昨日の石田宏は、学生時代の同じサークル仲間。美術研究会、通称美研(ビケン)。但し、同じビケンであってもそのOB、前後10年ぐらいで集まるグループが異なる。大きな学校なので、何やかや。
今週初めから、私たちの上の世代のグループ展が催されている。京橋のギャラリーくぼたで。先輩方のグループ、平均年齢は80近い。お元気。

月曜日、オープニングの日に行った。
だんだん少なくなっていく、と先輩のお一人は話されていたが、まだ30人近くの方が出展している。凄い。

山本宣史の膠彩画≪礼拝堂≫、P6。
山本宣史、イタリア好き。おそらく、トスカーナ地方の何処かの地の礼拝堂であろう。
実は、山本宣史、私たちの仲間。私たちと同年代。しかし、山本宣史、先輩方のグループ展にも出展している。ずっと以前から。つき合いのいい男なんだ、山本は。
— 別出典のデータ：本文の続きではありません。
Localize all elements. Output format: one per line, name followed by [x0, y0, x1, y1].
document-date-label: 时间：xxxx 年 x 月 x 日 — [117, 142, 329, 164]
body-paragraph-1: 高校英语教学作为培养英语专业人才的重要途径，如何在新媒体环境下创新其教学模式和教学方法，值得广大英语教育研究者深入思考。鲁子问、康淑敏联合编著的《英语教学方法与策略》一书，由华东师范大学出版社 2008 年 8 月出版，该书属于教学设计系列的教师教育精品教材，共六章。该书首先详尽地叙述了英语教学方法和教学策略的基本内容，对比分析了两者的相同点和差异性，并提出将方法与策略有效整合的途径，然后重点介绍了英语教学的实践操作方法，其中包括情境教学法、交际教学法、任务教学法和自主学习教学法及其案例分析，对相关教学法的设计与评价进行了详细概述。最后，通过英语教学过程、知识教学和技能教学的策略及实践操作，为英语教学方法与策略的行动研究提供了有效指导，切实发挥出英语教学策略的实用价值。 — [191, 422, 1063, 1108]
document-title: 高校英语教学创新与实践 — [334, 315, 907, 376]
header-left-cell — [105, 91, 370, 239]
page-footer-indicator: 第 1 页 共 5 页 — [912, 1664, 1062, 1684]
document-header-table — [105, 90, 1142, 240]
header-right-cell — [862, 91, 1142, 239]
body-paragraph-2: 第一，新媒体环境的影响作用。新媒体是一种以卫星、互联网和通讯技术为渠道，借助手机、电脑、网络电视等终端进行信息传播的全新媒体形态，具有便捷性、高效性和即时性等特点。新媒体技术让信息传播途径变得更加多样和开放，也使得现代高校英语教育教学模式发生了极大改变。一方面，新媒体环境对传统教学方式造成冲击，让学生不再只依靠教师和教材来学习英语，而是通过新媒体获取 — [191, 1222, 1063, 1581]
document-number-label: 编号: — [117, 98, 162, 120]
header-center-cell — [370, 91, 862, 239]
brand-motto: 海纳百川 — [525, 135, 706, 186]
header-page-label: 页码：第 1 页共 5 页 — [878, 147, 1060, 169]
山本宣史の≪ペルージャの家並≫。P25。水墨画+膠彩画、となっている。
艶やかな色彩でありながら、深みを感じる。水墨で描いた上に、膠彩画、つまり日本画の顔料で描いたそうである。なるほど。
山本宣史、ペルージャへは5〜6年前に行ったそうだ。その頃でも、ペルージャで日本人といえば、ナカタ、ナカタであった、という。ナカタ、中田英寿である。中田、世界選抜にも選ばれたものな。
それはともかく山本宣史、ペルージャ、美しい町であった、という。そうであろう。アッシジ、シエナ、サン・ジミニャーノ、イタリアのあの辺りの丘の上の小さな町は、みな、すこぶる美しい。

大林恭子作≪古都≫。アクリル、F15。
先輩方のグループの皆さま、風景画を描いておられる方が多い。あちこちの風景を描いている。
ゆとり、ゆったり風景画、と言ってもいい。
山本から紹介され大林先輩と話したが、この作品の”古都”、どこであったか、聞き洩らした。おそらく、イタリアかスペインか、南ヨーロッパの鄙びた古都であろう。

猪狩達夫の水墨画≪蔵屋敷と巴波川と鯉のぼり≫。
栃木の風景である。蔵の町・栃木、町中には、巴波川(うずまがわ)が流れる。関東の倉敷、とも呼ばれるそうだ。江戸から昭和初期までの商都も、時代から取り残された。今、ノスタルジックな蔵と川の町となっている。静かな趣きがある。
それはそれとして、山本宣史、「この作者は、私の弟子です」、と言う。永年、水墨を描いている山本宣史、それを伝授している、という。
しかし、先輩方のグループで一番若輩の山本宣史、遥か年長の方を”弟子”扱いしてもいいのかな。何かあっても知らないよ。
なお、この展覧会、「早大美研OB展(アマトゥル)」、この日曜日まで京橋の「ギャラリーくぼた」で開かれている。あと数日しかないが、もしお時間がおありになれば。